1/ BC's privacy scheme relating to the release of small data numbers in communities makes NO sense. Yesterday, the docs said that neighborhood data could be released only when numbers grew high enough. Otherwise it compromised privacy.
2/ This is a govt idea. On both overdoses and COVID deaths, there is an idea that being specific about the number of people in a community to be afflicted with a problem compromises privacy IF that number is between 1 and 4.
3/ When that number gets high enough, it isn't as much of a privacy problem. It sounds, when you hear it, like it makes sense when applied to communities. It makes NO sense.
4/ The idea is that if you know if there are 2 or 3 people in your community, you might be able to figure out who those people are, or if your neighbour is one of those 2 or 3 people.
5/ Now, the identification of the first case does make a dent in privacy. (Though it's low.) If you know someone in your community has X disease, you know it's possible that person is your neighbour. But gov't doesn't have an issue with identifying one case.
6/ They are also fine to distinguish between there being 10 cases in a community or 100 cases. Their issue is with being specific about small numbers. And that is where logic goes out the window.
7/ The neighbourhoods are often 30k in size. But let's use an apartment building as an example.
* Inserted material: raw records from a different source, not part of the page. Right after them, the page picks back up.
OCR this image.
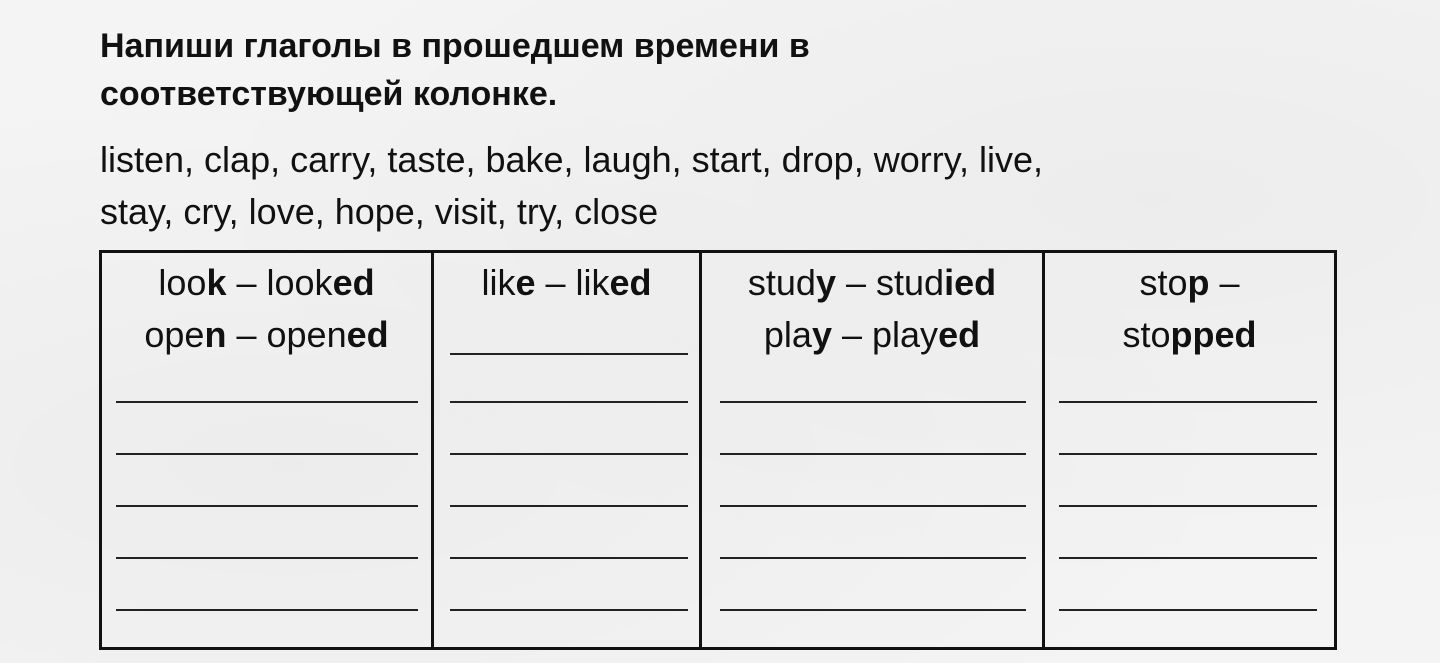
Напиши глаголы в прошедшем времени в
соответствующей колонке.
listen, clap, carry, taste, bake, laugh, start, drop, worry, live,
stay, cry, love, hope, visit, try, close
look – looked
open – opened
like – liked	study – studied
play – played
stop –
stopped
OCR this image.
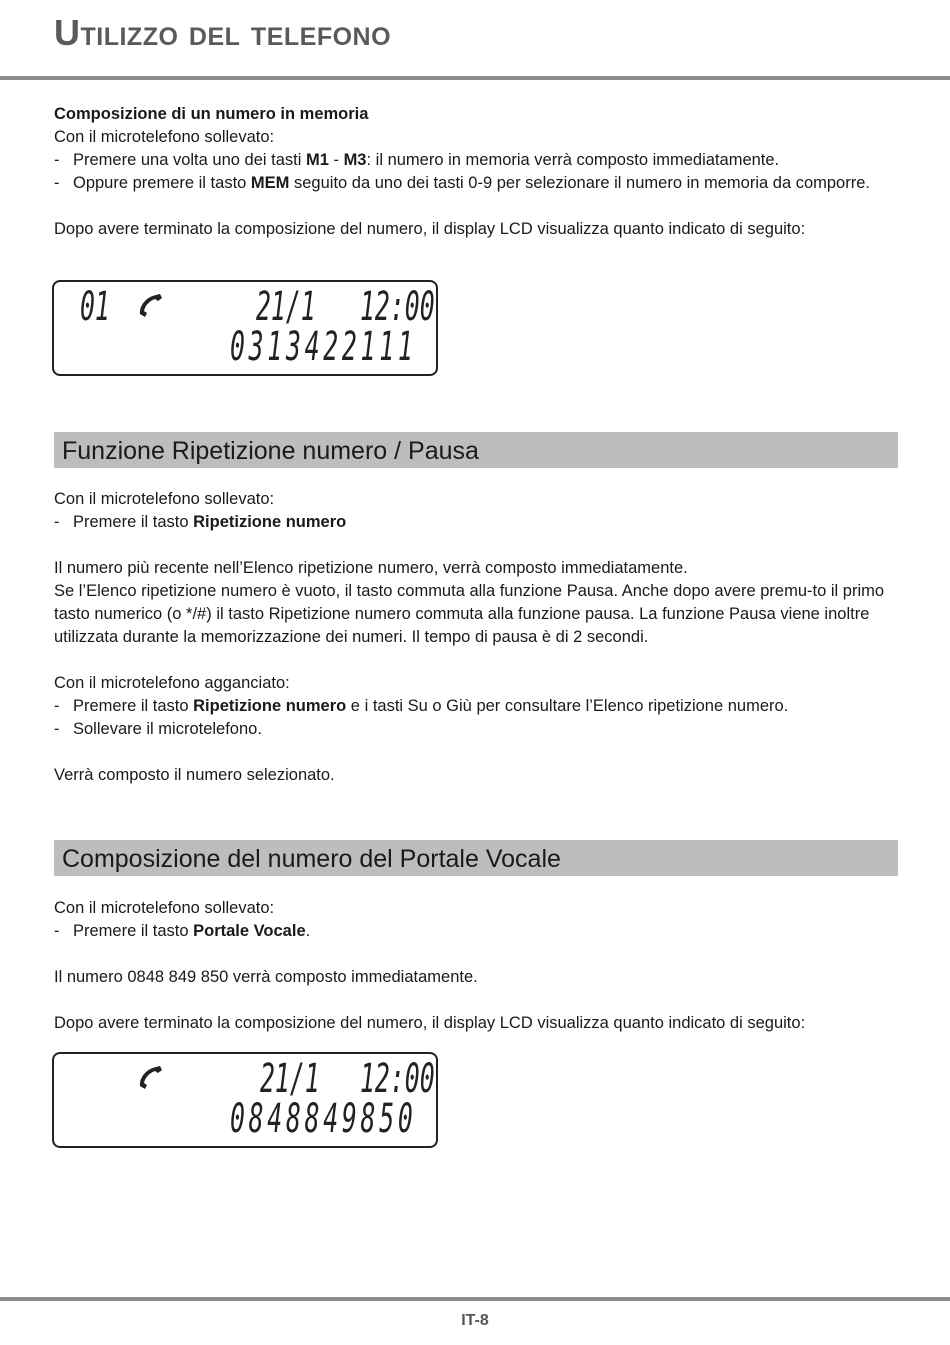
Utilizzo del telefono

Composizione di un numero in memoria

Con il microtelefono sollevato:

- Premere una volta uno dei tasti M1 - M3: il numero in memoria verrà composto immediatamente.
- Oppure premere il tasto MEM seguito da uno dei tasti 0-9 per selezionare il numero in memoria da comporre.

Dopo avere terminato la composizione del numero, il display LCD visualizza quanto indicato di seguito:

01	21/1 12:00
0313422111
Funzione Ripetizione numero / Pausa

Con il microtelefono sollevato:

- Premere il tasto Ripetizione numero

Il numero più recente nell’Elenco ripetizione numero, verrà composto immediatamente.

Se l’Elenco ripetizione numero è vuoto, il tasto commuta alla funzione Pausa. Anche dopo avere premu-to il primo tasto numerico (o */#) il tasto Ripetizione numero commuta alla funzione pausa. La funzione Pausa viene inoltre utilizzata durante la memorizzazione dei numeri. Il tempo di pausa è di 2 secondi.

Con il microtelefono agganciato:

- Premere il tasto Ripetizione numero e i tasti Su o Giù per consultare l’Elenco ripetizione numero.
- Sollevare il microtelefono.

Verrà composto il numero selezionato.

Composizione del numero del Portale Vocale

Con il microtelefono sollevato:

- Premere il tasto Portale Vocale.

Il numero 0848 849 850 verrà composto immediatamente.

Dopo avere terminato la composizione del numero, il display LCD visualizza quanto indicato di seguito:

21/1 12:00
0848849850
IT-8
The BC CDC says it's harmful to specify the exact numbers of people in that community with X disease, b/c others might figure things out IF numbers are small.
8/ But if numbers are bigger, there is less of a privacy problem. But that's totally wrong. Imagine an apartment building. If you hear a neighbour cough and know there are 2 cases in the building, there is only a small chance that neighbour has it. It's hard to guess.
9/ Knowing whether there are 2, 3 or 4 doesn't change things hugely. But. When you get into bigger numbers, it makes it much more likely, and much easier to assume, your neighbours are affected. Bigger specific numerators in this way can be worse for privacy, not better.
10/ That is directly opposite to what the doctors were saying yesterday. They were saying that giving specific numbers about small numbers of cases is bad for privacy. But that when those numbers rise, it's good.
11/ A similar logic underlies overdose numbers. We are only told when deaths reach 5 in a community. Which makes little sense, given that high numbers of deaths from any one cause make it more likely that you can guess the cause of death of an individual.
12/ Why might health officials figure this? Well, because they are working in reverse from normal people. They don't know the name first. They know the disease. So as the number of people associated with a disease grow, they become more anonymous to the system.
13/13 Anyways. There may be better ways to put that, but, PLEASE no one tell anyone in the BC government about the census, a huge effort to record and release data about local populations at neighbourhood levels that would make officials quake with fear.
14/13: One more thing: The docs said the data was a draft and needed verification. Given they seemed to totally miss the math behind the variant-driven 3rd wave, I'm not at all comfortable with leaving COVID data analysis solely to the BC CDC.